Samsung Group highlighted the promotions of women executives and foreign nationals on Friday as it round off its annual reshuffle but, most of all, underscored austerity with just 294 executive promotions total the fewest in seven years.
The lower number of the promotions ― down from 353 in last year’s reshuffle and the lowest since 2009 ― signals the drive of Lee Jae-yong, vice chairman and scion of the Samsung founding Lee family, to streamline the conglomerate’s myriad businesses and cull its top-heavy corporate structure in order to refocus on troubled electronics businesses.
Samsung’s has faced trouble over the last two years in its mobile division. Even though the Galaxy S6 and Note 5 were well received by critics, the handsets failed to beat back a resurgent Apple and increasing competition from rising Chinese makers of low-end smartphones such as Huawei and Xiaomi.
Samsung Group highlighted the role of women and foreign nationals in this year’s annual executive promotions, according to a press release. “Many women executives at several divisions distinguished their outstanding capabilities and strengths.
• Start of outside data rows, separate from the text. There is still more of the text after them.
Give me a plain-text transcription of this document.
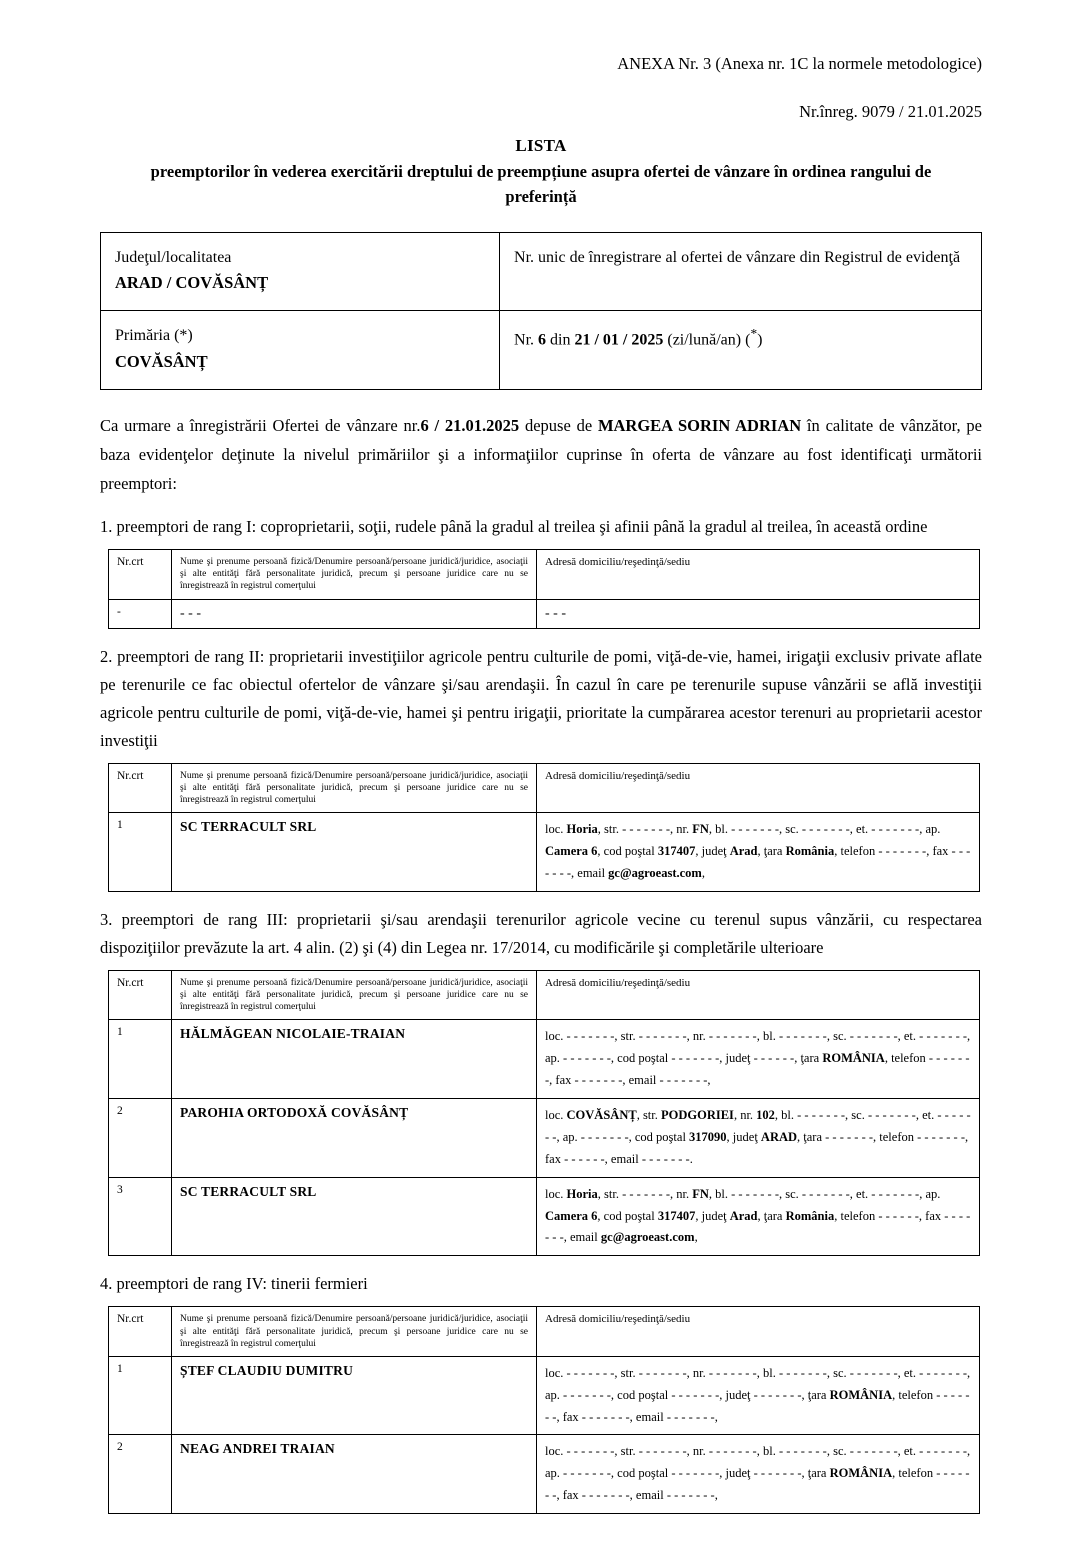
ANEXA Nr. 3 (Anexa nr. 1C la normele metodologice)
Nr.înreg. 9079 / 21.01.2025
LISTA
preemptorilor în vederea exercitării dreptului de preempțiune asupra ofertei de vânzare în ordinea rangului de preferință
Judeţul/localitatea
ARAD / COVĂSÂNȚ	Nr. unic de înregistrare al ofertei de vânzare din Registrul de evidenţă

Primăria (*)
COVĂSÂNȚ	Nr. 6 din 21 / 01 / 2025 (zi/lună/an) (*)
Ca urmare a înregistrării Ofertei de vânzare nr.6 / 21.01.2025 depuse de MARGEA SORIN ADRIAN în calitate de vânzător, pe baza evidenţelor deţinute la nivelul primăriilor şi a informaţiilor cuprinse în oferta de vânzare au fost identificaţi următorii preemptori:
1. preemptori de rang I: coproprietarii, soţii, rudele până la gradul al treilea şi afinii până la gradul al treilea, în această ordine
Nr.crt	Nume şi prenume persoană fizică/Denumire persoană/persoane juridică/juridice, asociaţii şi alte entităţi fără personalitate juridică, precum şi persoane juridice care nu se înregistrează în registrul comerţului	Adresă domiciliu/reşedinţă/sediu
-	- - -	- - -
2. preemptori de rang II: proprietarii investiţiilor agricole pentru culturile de pomi, viţă-de-vie, hamei, irigaţii exclusiv private aflate pe terenurile ce fac obiectul ofertelor de vânzare şi/sau arendaşii. În cazul în care pe terenurile supuse vânzării se află investiţii agricole pentru culturile de pomi, viţă-de-vie, hamei şi pentru irigaţii, prioritate la cumpărarea acestor terenuri au proprietarii acestor investiţii
Nr.crt	Nume şi prenume persoană fizică/Denumire persoană/persoane juridică/juridice, asociaţii şi alte entităţi fără personalitate juridică, precum şi persoane juridice care nu se înregistrează în registrul comerţului	Adresă domiciliu/reşedinţă/sediu
1	SC TERRACULT SRL	loc. Horia, str. - - - - - - -, nr. FN, bl. - - - - - - -, sc. - - - - - - -, et. - - - - - - -, ap. Camera 6, cod poştal 317407, judeţ Arad, ţara România, telefon - - - - - - -, fax - - - - - - -, email gc@agroeast.com,
3. preemptori de rang III: proprietarii şi/sau arendaşii terenurilor agricole vecine cu terenul supus vânzării, cu respectarea dispoziţiilor prevăzute la art. 4 alin. (2) şi (4) din Legea nr. 17/2014, cu modificările şi completările ulterioare
Nr.crt	Nume şi prenume persoană fizică/Denumire persoană/persoane juridică/juridice, asociaţii şi alte entităţi fără personalitate juridică, precum şi persoane juridice care nu se înregistrează în registrul comerţului	Adresă domiciliu/reşedinţă/sediu
1	HĂLMĂGEAN NICOLAIE-TRAIAN	loc. - - - - - - -, str. - - - - - - -, nr. - - - - - - -, bl. - - - - - - -, sc. - - - - - - -, et. - - - - - - -, ap. - - - - - - -, cod poştal - - - - - - -, judeţ - - - - - -, ţara ROMÂNIA, telefon - - - - - - -, fax - - - - - - -, email - - - - - - -,
2	PAROHIA ORTODOXĂ COVĂSÂNȚ	loc. COVĂSÂNȚ, str. PODGORIEI, nr. 102, bl. - - - - - - -, sc. - - - - - - -, et. - - - - - - -, ap. - - - - - - -, cod poştal 317090, judeţ ARAD, ţara - - - - - - -, telefon - - - - - - -, fax - - - - - -, email - - - - - - -.
3	SC TERRACULT SRL	loc. Horia, str. - - - - - - -, nr. FN, bl. - - - - - - -, sc. - - - - - - -, et. - - - - - - -, ap. Camera 6, cod poştal 317407, judeţ Arad, ţara România, telefon - - - - - -, fax - - - - - - -, email gc@agroeast.com,
4. preemptori de rang IV: tinerii fermieri
Nr.crt	Nume şi prenume persoană fizică/Denumire persoană/persoane juridică/juridice, asociaţii şi alte entităţi fără personalitate juridică, precum şi persoane juridice care nu se înregistrează în registrul comerţului	Adresă domiciliu/reşedinţă/sediu
1	ȘTEF CLAUDIU DUMITRU	loc. - - - - - - -, str. - - - - - - -, nr. - - - - - - -, bl. - - - - - - -, sc. - - - - - - -, et. - - - - - - -, ap. - - - - - - -, cod poştal - - - - - - -, judeţ - - - - - - -, ţara ROMÂNIA, telefon - - - - - - -, fax - - - - - - -, email - - - - - - -,
2	NEAG ANDREI TRAIAN	loc. - - - - - - -, str. - - - - - - -, nr. - - - - - - -, bl. - - - - - - -, sc. - - - - - - -, et. - - - - - - -, ap. - - - - - - -, cod poştal - - - - - - -, judeţ - - - - - - -, ţara ROMÂNIA, telefon - - - - - - -, fax - - - - - - -, email - - - - - - -,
They will be role models for younger women.”
Nine women were promoted to senior executive positions, including one to vice-president. The global tech giant has made it policy for the past several years to diversifying its top brass to include foreign nationals and women. That’s down from 14 in 20125 and 15 in 2014.
“Samsung promoted executives who had achieved great performance, and tried to keep the growth momentum by promoting executives in a wider range of fields to include women and foreign nationals,” the conglomerate said in the press release.
The promotion of Kim You-mee as executive vice-president injects fresh blood into the Samsung’s battery affiliate. The 57-year-old Kim is one of just five executive VPs and the first female to join the exclusive top echelon of the Samsung affiliate. She joined Samsung SDI in 1996.
She previously headed development of small-sized and EV batteries, and will serve as one of CEO Cho Nam-seong’s key lieutenants in growing the affiliate as a global battery supplier.
Of the 294, a total of 29 executives were made executive vice presidents, 68 became senior vice presidents, and 197 vice presidents. The number of promotions has been steadily declining since a high of 501 in 2011.